結果、有望なのは全部で10近い岩塊と、小さめの1つの原石となった。
これぐらいなら入りそうなので、そのままコンテナへと積み込んでいく。
詰み終わった後に移動するトラックについていくと、他にも出入りが激しい大きな建物が見えてきた。
仮設なのか、こだわりがないのか、どこか簡易的な造り。
『どうやらここがメインの倉庫らしいな。あんなに積みあがっている』
「あんなにコンテナが……もしかして、輸送先はコランダムコロニーだけじゃないのかな?」
あのコンテナ1つ1つが、それぞれの生活の糧となる。
そのことが、どこか面白く感じるのだった。
「あれ……アデル?」
お嬢様がトラックを止めた先で、見覚えのあるMMWが数機。
その足元では、これまた見覚えのある男、アデルが誰かと何かしらを話している。
俺もMMWから降り、手を振って近づくと、相手も気が付いたようだ。
「ちょうどよかった。実はな、ここで正式に採掘とするときと買取をしてもらうには、予約が必要なのだ。そうでなければ、無秩序に掘る輩であふれるからな」
「そうなんだ。でも、俺そんなことしてないけど?」
誘われるままにきて、言われるままに……ああ、なるほど。
何気に面倒見のいいアデルのことだ、先ほど話していたのも、それ関係なのだろう。
「問題ない。採掘のほうは、俺たちの一員として入れてある。買取はまとめてだと困るだろう? 個別にやってもらうように頼んだところだ。俺はあの青い場所、お前はあっちの黄色い場所だ。さあ、運び込め」
『俺の記憶より、かなり気安い感じだな……何が違ったのか。気にしても仕方ないが』
プレストンの感想を聞きながら、アデルに頭を下げ、MMWに戻る。
そうしてお嬢様の運転するトラックと共に、鑑定場所へと移動。
どんどんと運び込んでもらう。
鑑定にはしばらく時間が必要らしく、暇になることが確定した。
泊まり込みで掘る人も多いというのが、よくわかった。
「どうしましょうね、セイヤ」
「俺はお嬢様にお任せするよ。主従なんだから」
どこか楽しそうなお嬢様。
ここには、闘技場のうるさい連中はいない。
無理に言葉遣いを直す必要もない環境が、お互い解放された気分にさせるのだろうか?
でも、2人の目的のためには、戻らないといけないのだ。
「そう、ですね。では先達に聞いてみましょう。いい暇つぶしを知っていると思います」
「それいいね。
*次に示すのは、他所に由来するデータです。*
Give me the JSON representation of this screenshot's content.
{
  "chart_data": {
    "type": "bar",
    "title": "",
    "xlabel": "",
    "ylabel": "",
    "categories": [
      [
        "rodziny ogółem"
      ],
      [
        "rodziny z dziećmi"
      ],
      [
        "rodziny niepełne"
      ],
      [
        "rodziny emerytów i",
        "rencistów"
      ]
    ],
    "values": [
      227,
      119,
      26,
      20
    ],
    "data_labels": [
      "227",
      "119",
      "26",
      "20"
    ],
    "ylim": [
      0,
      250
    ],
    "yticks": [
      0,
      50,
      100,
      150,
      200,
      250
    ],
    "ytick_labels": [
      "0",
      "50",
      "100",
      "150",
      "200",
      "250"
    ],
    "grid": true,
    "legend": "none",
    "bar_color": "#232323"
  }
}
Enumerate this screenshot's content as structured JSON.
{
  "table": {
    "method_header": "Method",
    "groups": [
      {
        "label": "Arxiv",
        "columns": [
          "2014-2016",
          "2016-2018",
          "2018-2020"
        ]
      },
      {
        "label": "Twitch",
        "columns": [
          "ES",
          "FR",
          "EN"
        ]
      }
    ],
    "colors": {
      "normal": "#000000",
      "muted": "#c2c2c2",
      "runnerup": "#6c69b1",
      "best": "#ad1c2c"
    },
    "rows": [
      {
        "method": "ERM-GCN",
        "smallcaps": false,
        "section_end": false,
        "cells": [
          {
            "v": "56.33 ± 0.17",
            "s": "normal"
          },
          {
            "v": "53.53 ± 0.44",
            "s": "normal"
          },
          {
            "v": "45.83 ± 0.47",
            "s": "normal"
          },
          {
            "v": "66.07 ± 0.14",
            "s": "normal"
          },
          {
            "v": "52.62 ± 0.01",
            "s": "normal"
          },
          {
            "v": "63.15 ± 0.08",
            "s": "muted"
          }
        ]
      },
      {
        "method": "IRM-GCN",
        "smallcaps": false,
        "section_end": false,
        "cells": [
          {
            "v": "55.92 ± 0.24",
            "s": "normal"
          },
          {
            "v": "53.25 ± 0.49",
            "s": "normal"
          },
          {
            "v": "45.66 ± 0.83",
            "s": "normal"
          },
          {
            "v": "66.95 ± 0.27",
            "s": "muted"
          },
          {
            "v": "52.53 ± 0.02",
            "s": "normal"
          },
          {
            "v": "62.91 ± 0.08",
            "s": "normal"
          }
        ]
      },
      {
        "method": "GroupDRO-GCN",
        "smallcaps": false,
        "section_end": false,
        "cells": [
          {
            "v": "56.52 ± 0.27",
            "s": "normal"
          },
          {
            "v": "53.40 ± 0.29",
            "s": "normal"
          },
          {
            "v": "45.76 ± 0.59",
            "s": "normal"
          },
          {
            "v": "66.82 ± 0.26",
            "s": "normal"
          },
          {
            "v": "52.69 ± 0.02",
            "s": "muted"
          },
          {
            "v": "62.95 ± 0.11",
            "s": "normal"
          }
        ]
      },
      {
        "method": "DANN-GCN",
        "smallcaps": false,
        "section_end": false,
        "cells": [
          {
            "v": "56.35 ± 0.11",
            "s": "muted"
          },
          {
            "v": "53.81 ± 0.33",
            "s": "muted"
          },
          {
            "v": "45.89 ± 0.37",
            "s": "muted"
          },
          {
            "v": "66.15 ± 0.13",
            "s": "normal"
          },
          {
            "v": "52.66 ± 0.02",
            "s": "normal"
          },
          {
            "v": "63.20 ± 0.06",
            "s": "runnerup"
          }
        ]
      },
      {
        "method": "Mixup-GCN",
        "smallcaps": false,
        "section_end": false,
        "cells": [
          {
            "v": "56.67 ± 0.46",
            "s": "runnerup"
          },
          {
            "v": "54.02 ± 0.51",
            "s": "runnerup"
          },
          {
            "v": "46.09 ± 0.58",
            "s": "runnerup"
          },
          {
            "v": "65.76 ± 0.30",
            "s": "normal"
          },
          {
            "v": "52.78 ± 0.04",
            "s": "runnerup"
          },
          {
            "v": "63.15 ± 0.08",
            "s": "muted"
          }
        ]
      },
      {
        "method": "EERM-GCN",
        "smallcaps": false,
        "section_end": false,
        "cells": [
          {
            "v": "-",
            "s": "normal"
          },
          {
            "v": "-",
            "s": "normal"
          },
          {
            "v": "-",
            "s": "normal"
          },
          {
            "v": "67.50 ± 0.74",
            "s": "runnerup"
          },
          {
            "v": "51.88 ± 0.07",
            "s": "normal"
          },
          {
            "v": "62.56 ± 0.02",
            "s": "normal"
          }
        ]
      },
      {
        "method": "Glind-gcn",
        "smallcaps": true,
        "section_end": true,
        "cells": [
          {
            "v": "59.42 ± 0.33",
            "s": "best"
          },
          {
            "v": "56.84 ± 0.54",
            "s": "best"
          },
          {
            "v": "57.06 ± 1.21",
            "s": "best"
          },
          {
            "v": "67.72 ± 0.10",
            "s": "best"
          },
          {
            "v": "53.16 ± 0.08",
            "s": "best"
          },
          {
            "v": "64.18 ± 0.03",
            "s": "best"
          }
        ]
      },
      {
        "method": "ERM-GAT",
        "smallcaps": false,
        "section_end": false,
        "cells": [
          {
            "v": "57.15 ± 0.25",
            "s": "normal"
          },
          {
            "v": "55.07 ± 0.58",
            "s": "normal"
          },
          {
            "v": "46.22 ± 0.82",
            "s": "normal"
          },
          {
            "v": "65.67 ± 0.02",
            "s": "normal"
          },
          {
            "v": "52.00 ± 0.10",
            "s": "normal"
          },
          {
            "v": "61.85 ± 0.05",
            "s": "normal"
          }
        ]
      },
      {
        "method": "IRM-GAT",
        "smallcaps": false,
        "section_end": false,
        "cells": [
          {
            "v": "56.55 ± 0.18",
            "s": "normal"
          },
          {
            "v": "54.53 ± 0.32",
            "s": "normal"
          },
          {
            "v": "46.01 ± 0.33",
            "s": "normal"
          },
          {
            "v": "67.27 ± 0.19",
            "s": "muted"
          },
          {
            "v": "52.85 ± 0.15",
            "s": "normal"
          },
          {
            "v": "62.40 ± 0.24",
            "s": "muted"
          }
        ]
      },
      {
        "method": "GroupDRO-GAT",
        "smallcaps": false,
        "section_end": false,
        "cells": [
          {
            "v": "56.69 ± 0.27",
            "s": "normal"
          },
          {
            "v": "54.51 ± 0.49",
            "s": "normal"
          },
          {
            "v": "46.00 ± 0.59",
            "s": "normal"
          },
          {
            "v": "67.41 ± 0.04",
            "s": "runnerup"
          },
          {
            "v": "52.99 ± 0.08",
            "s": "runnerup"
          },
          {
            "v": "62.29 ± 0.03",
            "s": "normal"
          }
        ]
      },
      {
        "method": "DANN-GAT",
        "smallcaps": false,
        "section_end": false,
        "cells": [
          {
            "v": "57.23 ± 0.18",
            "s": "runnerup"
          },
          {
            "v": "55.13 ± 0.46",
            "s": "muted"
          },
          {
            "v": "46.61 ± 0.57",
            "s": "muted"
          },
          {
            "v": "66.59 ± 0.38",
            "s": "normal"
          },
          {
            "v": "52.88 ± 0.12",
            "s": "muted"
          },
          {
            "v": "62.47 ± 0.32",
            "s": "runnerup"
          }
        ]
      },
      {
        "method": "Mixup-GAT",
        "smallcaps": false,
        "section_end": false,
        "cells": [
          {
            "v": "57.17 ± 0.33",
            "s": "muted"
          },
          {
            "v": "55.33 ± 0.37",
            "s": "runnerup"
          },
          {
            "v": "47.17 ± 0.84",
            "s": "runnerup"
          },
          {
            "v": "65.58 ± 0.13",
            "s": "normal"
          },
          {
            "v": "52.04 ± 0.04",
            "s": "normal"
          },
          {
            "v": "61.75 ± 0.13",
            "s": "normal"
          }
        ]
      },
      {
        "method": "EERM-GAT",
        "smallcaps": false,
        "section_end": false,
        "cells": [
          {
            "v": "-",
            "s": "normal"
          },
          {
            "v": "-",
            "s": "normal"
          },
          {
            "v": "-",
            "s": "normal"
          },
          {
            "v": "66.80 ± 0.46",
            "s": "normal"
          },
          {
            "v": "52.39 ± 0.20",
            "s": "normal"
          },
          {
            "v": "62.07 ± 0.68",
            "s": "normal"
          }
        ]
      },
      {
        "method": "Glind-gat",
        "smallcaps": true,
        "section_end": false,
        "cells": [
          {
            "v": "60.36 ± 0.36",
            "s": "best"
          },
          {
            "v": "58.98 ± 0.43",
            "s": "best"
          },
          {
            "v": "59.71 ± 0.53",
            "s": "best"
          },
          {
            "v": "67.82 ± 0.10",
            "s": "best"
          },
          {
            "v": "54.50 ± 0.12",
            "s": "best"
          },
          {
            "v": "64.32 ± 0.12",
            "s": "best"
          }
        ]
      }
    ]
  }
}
よし、さっそく聞いてみよう」
お嬢様のいう先達とは、当然アデル。
彼らの成果が運び込まれているはずの青い場所へ。
すると、なぜか彼らの機体も当然のようにそこにいた。
コックピットから見える顔は、どこか楽しそうだ。
なるほど、俺たちが来ることを予想していたか?
『彼らにしてみれば、いつものことなんだろう』
(そりゃそうか……)
あっという間の再会。
俺が何か言うより早く、アデルがどこかを指さした。
「向こうに、ちょっとした広場がある。普段使われていない駐車場のような場所だ。そこで動きを見てやろう」
「本当に? 高くつくと思うんだけど……現役トップランカーの講義なんてさ」
「問題ない。あいつらもこうしてスカウトしたんだからな」
アデルが振り替える先には、少しあきれた様子の男女。
4人いるということは、後4人は臨時だったのだろうか。
彼らは彼らで、自主練をするらしい。
つまり、俺とアデルが1対1。
コロニーでやろうとしたら、とんでもないお金がとられるはずだ。
「じゃあお言葉に甘えて」
「うむ。グランデールの娘よ。お前も今後、試合でオペレータをする機会が来る。今のうちによく見ておけ」
「は、はいっ!」
そうして誘われるままに、その広間へと向かい、MMWで向き合う。
いったいどんなことをするのか……楽しみだ。
「よし、まずは歩いてみろ。ただ歩かせろ。ただし、手元は見るな」
……ちょっとだけ、変なことになりそうな気がするのだった。